My friend Emilie Lemmons died on Christmas Eve after a short but intense battle with sarcoma. She leaves behind a 2-year-old, a 10-month-old and the love of her life. She was only 40. I still can't think what I can write about her that will do her justice.
Emilie and I weren't "close" in the same way she was close to her dear friends. We had only about a half-hour of face time and a handful of phone calls over the six or seven years I knew her. Ours was mostly a professional relationship: she was a reporter for our archdiocesan newspaper awhile back, and I was just another PR flack supplying her with story ideas and sources. But we had a "karma" between us. Whenever we talked, either via e-mail or on the phone, we got into all these conversations that had nothing to do with our original purpose. I've always thought that, had we been neighbor ladies back in the '60s, we'd have spent entire days letting the kids run wild while we talked over the back fence.
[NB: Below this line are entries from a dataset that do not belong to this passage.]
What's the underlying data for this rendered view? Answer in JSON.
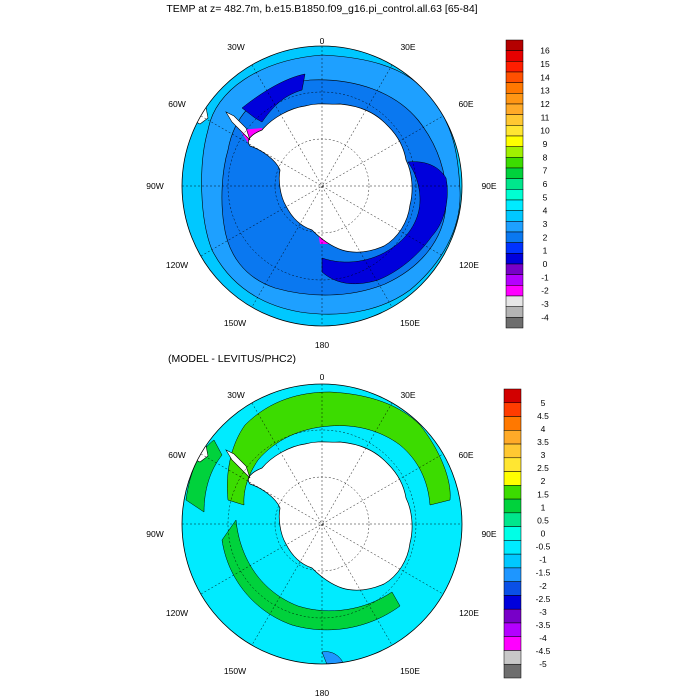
{
  "top_panel": {
    "title": "TEMP at z= 482.7m, b.e15.B1850.f09_g16.pi_control.all.63 [65-84]",
    "colorbar": {
      "colors": [
        "#6e6e6e",
        "#b4b4b4",
        "#e6e6e6",
        "#ff00ff",
        "#b400ff",
        "#7800c8",
        "#0000dc",
        "#0032ff",
        "#0a78f0",
        "#1ea0ff",
        "#00c8ff",
        "#00ebff",
        "#00ffd2",
        "#00e68c",
        "#00d23c",
        "#3cdc00",
        "#a0f000",
        "#ffff00",
        "#ffe632",
        "#ffc832",
        "#ffaa28",
        "#ff9614",
        "#ff7800",
        "#ff5000",
        "#ff1e00",
        "#e60000",
        "#b40000"
      ],
      "labels": [
        "-4",
        "-3",
        "-2",
        "-1",
        "0",
        "1",
        "2",
        "3",
        "4",
        "5",
        "6",
        "7",
        "8",
        "9",
        "10",
        "11",
        "12",
        "13",
        "14",
        "15",
        "16"
      ],
      "label_count": 21
    }
  },
  "bottom_panel": {
    "title": "(MODEL - LEVITUS/PHC2)",
    "colorbar": {
      "colors": [
        "#6e6e6e",
        "#c8c8c8",
        "#ff00ff",
        "#b400ff",
        "#7800c8",
        "#0000dc",
        "#0a50e6",
        "#1e96ff",
        "#00c8ff",
        "#00ebff",
        "#00ffe6",
        "#00e68c",
        "#00d23c",
        "#3cdc00",
        "#ffff00",
        "#ffe632",
        "#ffc832",
        "#ffaa28",
        "#ff7800",
        "#ff3c00",
        "#d20000"
      ],
      "labels": [
        "-5",
        "-4.5",
        "-4",
        "-3.5",
        "-3",
        "-2.5",
        "-2",
        "-1.5",
        "-1",
        "-0.5",
        "0",
        "0.5",
        "1",
        "1.5",
        "2",
        "2.5",
        "3",
        "3.5",
        "4",
        "4.5",
        "5"
      ]
    }
  },
  "lon_labels": {
    "n0": "0",
    "n30e": "30E",
    "n60e": "60E",
    "n90e": "90E",
    "n120e": "120E",
    "n150e": "150E",
    "n180": "180",
    "n150w": "150W",
    "n120w": "120W",
    "n90w": "90W",
    "n60w": "60W",
    "n30w": "30W"
  },
  "colors": {
    "ocean_top": "#1ea0ff",
    "ocean_bottom": "#00ebff",
    "land": "#ffffff"
  }
}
When she became a mother and decided to stay home with her little one, she began freelancing. And then there was one more little one, and she was hooked on motherhood. She started a blog when she was trying to get pregnant and wrote terrific columns on parenting and her inner life. She was so happy. Life was good.
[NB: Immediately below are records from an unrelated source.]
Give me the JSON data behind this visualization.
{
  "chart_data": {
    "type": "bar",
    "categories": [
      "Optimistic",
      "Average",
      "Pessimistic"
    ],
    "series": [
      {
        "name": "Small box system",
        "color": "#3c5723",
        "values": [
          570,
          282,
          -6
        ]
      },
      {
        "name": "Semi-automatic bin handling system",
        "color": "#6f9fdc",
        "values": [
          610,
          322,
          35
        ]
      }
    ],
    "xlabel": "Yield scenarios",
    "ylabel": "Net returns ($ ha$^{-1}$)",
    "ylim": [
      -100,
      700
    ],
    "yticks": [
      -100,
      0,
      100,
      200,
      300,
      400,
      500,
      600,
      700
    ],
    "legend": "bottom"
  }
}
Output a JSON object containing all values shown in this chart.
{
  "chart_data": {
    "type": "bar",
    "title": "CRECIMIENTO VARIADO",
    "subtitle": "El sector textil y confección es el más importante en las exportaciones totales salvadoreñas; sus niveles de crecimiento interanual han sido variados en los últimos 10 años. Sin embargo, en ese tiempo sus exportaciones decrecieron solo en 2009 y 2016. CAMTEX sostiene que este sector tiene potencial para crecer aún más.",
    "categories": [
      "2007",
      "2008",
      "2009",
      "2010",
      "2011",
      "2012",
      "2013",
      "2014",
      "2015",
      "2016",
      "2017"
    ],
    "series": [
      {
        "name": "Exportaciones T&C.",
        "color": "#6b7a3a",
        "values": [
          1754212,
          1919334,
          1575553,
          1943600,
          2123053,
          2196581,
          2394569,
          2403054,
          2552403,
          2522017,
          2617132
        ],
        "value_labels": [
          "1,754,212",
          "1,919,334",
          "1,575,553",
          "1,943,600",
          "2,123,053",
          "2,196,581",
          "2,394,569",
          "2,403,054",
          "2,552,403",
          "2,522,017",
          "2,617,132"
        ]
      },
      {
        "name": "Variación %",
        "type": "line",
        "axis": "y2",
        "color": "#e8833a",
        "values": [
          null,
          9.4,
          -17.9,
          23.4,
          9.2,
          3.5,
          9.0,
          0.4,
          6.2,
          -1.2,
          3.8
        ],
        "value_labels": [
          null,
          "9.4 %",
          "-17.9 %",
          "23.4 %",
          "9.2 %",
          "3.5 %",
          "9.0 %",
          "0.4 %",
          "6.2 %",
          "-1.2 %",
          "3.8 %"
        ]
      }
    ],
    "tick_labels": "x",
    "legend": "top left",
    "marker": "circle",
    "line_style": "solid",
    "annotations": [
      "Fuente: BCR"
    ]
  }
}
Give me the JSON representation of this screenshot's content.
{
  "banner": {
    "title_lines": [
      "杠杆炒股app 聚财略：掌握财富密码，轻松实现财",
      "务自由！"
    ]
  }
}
We began e-mailing each other at least once a week over the past year. I don't even remember how that began. She read (and commented on -- yay!) this blog, and I read hers devotedly. She was an amazing writer and thinker. Funny. Smart. Gutsy. She was a terrific mother. I was -- and continue to be -- impressed at the depth of her spirituality. We had many conversations about that, and each time we did, I felt like someone out there was making me a better person, dragging me kicking and screaming toward heaven. Now she's gone. Selfishly I wonder if anyone will be able to pick up where she left off. Mostly, I thank her for her ultimate goodness, the positive force she was in the lives of others.
The Basilica of St. Mary should be packed for her funeral on Monday, as she touched so many people in her short life. I suspect her friend Molly Guthrey Millett, a reporter for the St. Paul Pioneer Press, will tell about that in a column in Sunday's paper.
I won't say goodbye to Emilie. Thanks to her, I know I'll see her again, no matter how doubtful I am. I just have to get to heaven to do that. Dang it, Emilie. I don't know if I'm saint material.